The John Paul II Forum as a “Venture of Faith”


In my last post I quoted from Newman’s sermon on the Ascension — “It is enough that our Redeemer liveth; that he has been on earth and will come again. On Him we venture our all!”

At the left I stand in the pulpit at St. Mary the Virgin Church where Blessed John Cardinal Newman spoke these words and delivered his many powerful Plain and Parochial Sermons. The sexton of the Church was a former RAF pilot who allowed a professor from the US Air Force Academy to scramble up in the pulpit for a photo. It was part of a Newman pilgrimage in Oxford I took one spring with Peter Hodgson of Corpus Christi College during my sabbatical at St.
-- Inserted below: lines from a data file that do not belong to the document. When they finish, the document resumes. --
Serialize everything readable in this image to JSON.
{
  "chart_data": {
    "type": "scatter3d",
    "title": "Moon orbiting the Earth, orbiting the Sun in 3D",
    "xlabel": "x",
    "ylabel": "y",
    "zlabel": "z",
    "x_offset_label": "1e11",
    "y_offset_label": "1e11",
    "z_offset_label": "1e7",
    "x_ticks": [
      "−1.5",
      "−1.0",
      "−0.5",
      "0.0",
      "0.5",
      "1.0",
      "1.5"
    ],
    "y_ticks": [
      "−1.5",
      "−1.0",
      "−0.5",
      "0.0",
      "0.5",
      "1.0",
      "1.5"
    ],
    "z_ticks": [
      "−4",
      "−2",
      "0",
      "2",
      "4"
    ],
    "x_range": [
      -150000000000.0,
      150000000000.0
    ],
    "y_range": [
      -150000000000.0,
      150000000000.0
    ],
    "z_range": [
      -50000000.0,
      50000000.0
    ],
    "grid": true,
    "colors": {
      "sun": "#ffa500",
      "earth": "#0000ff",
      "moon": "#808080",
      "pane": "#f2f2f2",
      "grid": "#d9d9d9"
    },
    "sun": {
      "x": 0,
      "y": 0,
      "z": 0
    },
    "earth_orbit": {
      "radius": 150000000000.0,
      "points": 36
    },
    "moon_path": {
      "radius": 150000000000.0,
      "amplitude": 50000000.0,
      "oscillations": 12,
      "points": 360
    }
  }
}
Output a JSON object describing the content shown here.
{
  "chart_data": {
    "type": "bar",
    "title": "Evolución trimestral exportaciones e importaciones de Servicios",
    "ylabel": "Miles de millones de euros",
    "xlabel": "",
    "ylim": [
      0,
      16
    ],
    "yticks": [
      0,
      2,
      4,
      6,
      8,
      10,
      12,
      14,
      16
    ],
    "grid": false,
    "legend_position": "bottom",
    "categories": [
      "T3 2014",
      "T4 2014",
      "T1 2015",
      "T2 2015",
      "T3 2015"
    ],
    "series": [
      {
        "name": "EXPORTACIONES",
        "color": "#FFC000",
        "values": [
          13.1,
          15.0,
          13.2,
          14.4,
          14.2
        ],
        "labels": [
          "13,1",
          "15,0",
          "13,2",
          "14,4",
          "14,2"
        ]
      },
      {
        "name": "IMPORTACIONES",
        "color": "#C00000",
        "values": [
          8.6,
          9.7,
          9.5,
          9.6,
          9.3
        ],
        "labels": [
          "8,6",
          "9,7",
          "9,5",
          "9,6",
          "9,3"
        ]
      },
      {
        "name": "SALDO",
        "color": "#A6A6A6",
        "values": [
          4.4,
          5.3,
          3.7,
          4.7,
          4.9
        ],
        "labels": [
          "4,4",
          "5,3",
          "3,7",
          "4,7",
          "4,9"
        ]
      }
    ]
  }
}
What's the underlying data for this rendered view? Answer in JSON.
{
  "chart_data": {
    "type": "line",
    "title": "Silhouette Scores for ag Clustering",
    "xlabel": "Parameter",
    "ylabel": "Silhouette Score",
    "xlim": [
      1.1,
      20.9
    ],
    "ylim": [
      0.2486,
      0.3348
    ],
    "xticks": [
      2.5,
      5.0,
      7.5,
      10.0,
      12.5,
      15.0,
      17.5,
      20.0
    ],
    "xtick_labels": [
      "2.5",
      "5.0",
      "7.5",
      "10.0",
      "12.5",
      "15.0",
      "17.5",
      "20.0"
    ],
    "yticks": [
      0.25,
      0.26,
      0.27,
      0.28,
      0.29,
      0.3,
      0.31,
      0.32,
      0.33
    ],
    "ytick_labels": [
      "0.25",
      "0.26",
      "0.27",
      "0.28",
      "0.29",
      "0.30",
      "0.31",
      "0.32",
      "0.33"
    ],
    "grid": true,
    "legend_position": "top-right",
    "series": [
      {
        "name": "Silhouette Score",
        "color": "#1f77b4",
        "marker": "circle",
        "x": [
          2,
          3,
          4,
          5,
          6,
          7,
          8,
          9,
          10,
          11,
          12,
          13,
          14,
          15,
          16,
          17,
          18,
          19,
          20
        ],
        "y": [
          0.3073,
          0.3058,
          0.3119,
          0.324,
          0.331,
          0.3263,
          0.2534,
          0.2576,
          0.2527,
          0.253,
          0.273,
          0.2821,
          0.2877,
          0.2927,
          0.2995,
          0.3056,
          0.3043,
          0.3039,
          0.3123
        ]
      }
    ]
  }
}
Andrews in 2001.

That spring of 2001 I spent much time reading Newman’s sermons, and I continue to read them whenever I get an opportunity. Each one is like a finely crafted stained glass window through which the light of faith shines out so colorfully, so intricately, so mysteriously. To read the Plain and Parochial Sermons is to wander through a magnificent Cathedral of the Christian heart and mind beholding a manifold of stain glass and icons of the faith. Newman’s “Ventures of Faith” is one of his very best and continues to stir the faithful to this day. Read it here.

Faith is often invoked as a by line for a Catholic university. Faith is a constant theme in recent documents on Catholic education such as Ex corde and finds its best expression in Fides et ratio. But I say after reading Newman that the invocation of faith must go beyond the glossy brochures and ceremonial speeches. Faith — the very term should rouse up in all the faculty and students of a great Catholic university the joy of the Ascension and the sublime mandate of the mission.

Newman helps us to see the deeper reason why faith should be a watch word for the Catholic university. It is primarily about an interior disposition — faith is a virtue as much or perhaps more than it is a matter of doctrine and propositions. It is a response to the mystery of God’s revelation. Without getting into technical detail about the virtue of faith, I shall rely upon Newman’s great insight that “in this consists the excellence and nobleness of faith; this is the very reason why faith is singled out from other graces, and honoured as the especial means of our justification, because its presence implies that we have the heart to make a venture.”

And it is a supernatural virtue, yes, for Newman has in mind the fundamental “venture” for heaven. Now I see why he mentions “ventures” at the end of the sermon on the Ascension. The very term “venture” has many analogies in the secular and natural sphere, of which Newman does well to remind us. Venture, by the very meaning of the word, has no guarantee of success. Newman says “that is a strange venture which has nothing in it of fear, risk, danger, anxiety, uncertainty.” Newman lived at the time of the great Victorian expansion of England across the entire globe. England was a huge venture for the empire, an empire by treaty perhaps, but a massive and daring enterprise. These ventures were for power and profit, so where are the ventures for faith, Newman queries.

Newman invokes as a model, the father of faith, Abraham, who “’went out, not knowing whither he went.’ He and the rest died ‘not having received the promises, but having seen them afar off, and were persuaded of them, and embraced them, and confessed that they were strangers and pilgrims on the earth.’”

We can see the venture of faith in the apostles, the great saints, the missionaries. We can see the venture of faith in the Basilian Fathers who founded our university, after a sojourn from France, to Canada, Detroit and Texas. The Pope John Paul II Forum is a venture for faith. Think of Pope John Paul II’s great ventures for faith. I hope by this Forum to join his venture and invite you readers to be a part of it. I am grateful to Mr. Strake for assisting in the venture.

I hope that Newman’s challenge rings in your heart. We do not want to be part of what Newman calls “this sad infirmity of men, called Christians,” who venture nothing. So he challenges us — “who does not at once admit that faith consists in venturing on Christ’s word without seeing? Yet in spite of this, may it not be seriously questioned, whether men in general, even those of the better sort, venture any thing upon His truth at all?”

What have we ventured for the kingdom? Somewhat like the Victorian England of Newman’s day, we see so much energy, money, commitment go into worldly ventures, many good and right activities, buildings, programs for the city of man. But all the more does that highlight our need as Christians to venture for faith, for heaven.

We cannot doubt, says Newman, that the ventures of the Lord’s servants “must be returned to them at the Last Day with abundant increase.”.